OPINION AND ORDER DENYING DEFENDANT’S MOTION FOR SUMMARY JUDGEMENT [13] Christopher Strahan slipped and fell at a Speedway convenience store in May 2024. He attributes that fall to a damaged and wet floor mat placed just inside the threshold of the store. Thus, he sues Speedway for premises liability. Speedway, however, blames residual wetness on Strahan’s shoes from the rain-soaked parking lot. Because Strahan cannot conclusively rule out that his shoes, rather than the floor mat, caused his fall, Speedway says Strahan cannot establish causation and seeks summary judgment. But the narrow possibility of another cause does not preclude Strahan from presenting his claim to a jury. For the reasons that follow, Speedway’s motion for summary judgment is DENIED.
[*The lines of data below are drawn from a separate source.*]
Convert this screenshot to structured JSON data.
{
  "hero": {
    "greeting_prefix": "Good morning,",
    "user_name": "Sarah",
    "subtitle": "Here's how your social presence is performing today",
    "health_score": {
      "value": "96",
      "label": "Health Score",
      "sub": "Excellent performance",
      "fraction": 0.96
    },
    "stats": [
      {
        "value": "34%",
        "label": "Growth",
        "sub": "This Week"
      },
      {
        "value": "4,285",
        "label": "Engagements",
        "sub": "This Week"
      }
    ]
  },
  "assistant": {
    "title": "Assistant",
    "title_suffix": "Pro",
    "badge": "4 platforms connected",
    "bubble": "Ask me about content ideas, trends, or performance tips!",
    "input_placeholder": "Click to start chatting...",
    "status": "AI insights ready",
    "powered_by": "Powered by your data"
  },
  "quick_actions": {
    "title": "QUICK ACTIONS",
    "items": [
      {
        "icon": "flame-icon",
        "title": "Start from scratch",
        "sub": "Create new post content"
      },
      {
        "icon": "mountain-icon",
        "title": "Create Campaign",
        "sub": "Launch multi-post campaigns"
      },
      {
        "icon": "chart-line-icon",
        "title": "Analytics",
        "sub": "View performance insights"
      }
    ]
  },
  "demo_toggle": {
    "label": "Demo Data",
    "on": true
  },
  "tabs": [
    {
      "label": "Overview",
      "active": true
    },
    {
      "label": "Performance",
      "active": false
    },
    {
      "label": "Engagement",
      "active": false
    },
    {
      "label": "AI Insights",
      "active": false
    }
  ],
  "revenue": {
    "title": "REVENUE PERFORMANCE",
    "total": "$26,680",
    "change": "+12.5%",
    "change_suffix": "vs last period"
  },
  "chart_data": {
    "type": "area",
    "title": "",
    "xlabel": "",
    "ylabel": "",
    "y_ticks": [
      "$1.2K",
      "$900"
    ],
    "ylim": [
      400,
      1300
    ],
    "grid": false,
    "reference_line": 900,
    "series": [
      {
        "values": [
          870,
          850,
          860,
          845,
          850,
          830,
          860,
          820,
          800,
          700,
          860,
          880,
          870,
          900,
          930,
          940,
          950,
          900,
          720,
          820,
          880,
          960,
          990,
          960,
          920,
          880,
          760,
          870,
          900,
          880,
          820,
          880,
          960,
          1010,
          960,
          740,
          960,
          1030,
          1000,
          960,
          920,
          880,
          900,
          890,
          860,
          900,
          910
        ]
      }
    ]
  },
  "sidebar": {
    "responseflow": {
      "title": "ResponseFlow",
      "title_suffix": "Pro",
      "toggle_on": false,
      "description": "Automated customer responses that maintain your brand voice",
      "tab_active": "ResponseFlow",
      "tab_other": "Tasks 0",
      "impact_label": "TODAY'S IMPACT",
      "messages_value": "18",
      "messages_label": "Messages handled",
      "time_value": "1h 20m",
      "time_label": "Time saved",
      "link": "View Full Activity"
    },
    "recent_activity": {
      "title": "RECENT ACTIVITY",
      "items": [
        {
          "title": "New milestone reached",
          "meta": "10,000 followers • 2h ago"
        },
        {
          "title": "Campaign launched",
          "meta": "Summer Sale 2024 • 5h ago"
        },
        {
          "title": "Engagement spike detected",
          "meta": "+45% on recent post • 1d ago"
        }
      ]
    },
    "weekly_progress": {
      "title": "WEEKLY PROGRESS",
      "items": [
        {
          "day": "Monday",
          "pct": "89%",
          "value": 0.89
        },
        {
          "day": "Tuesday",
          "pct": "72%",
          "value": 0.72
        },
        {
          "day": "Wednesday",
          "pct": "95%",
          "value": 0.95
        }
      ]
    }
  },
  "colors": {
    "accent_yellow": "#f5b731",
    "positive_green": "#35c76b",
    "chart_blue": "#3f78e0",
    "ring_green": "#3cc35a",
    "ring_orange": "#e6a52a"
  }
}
It was raining on May 17, 2024, when Christopher Strahan stopped at a Speedway gas station and convenience store in Sterling Heights, Michigan. (ECF No. 15, PageID.323.) Strahan was running late to work but stopped at the store anyway to buy “a couple drinks and some cigarettes” for the day. (Id. at PageID.327.) Focused on getting his drinks and leaving, Strahan did not notice the yellow “wet floor” sign posted about four feet from the store’s entrance. (Id. at PageID.352, PageID.354.) Nor
did he notice the wetness that was allegedly pooled in the top right corner of the traction mat, just inside the door. (Id. at PageID.346.) But “[a]s soon as” he stepped off the traction mat and onto the floor tile, Strahan slipped. (Id. at PageID.320.) His feet came out from under him, and his left knee and shoulder landed on the tile floor below. (See ECF No. 13-1, PageID.165–166, 167–168.) A few other customers came to Strahan’s aid and helped him up. (Id.) Only then did Strahan look back and see that
the floor mat appeared wet and there were “some spots missing out of the mat, like the gripping stuff was out of the mat. . . .” (ECF No. 15, PageID.346.) There, water was pooled in “a little puddle” approximately the size of a “cantaloupe” in the “northeast” or “top right” corner of the mat. (Id. at PageID.349.) Strahan believes he slipped because his shoes picked up some of this excess water from the mat. (Id. at PageID.345.) After his fall, Strahan proceeded to shop for a drink (id. at PageID.364), then
reported the fall to the store manager, Jeff, alerting him that he planned to go the hospital because he could “feel” something “wasn’t right.” (Id. at PageID.320–321.) So after making his purchase, Strahan drove himself to Henry Ford Hospital, where they took x-rays of his knee and back. (Id. at PageID.320–321, 369.) Those x-rays showed “some sort of stress fracture.” (Id. at PageID.321.) He received no other diagnoses and was given some instructions on how to deal with stress fractures and sent home. (Id. at PageID.391.) At some point later that day, Strahan’s ex-wife went to the Speedway and took a picture of the offending door mat. Ud. at PagelD.387; ECF No. 13-3, PagelID.270.)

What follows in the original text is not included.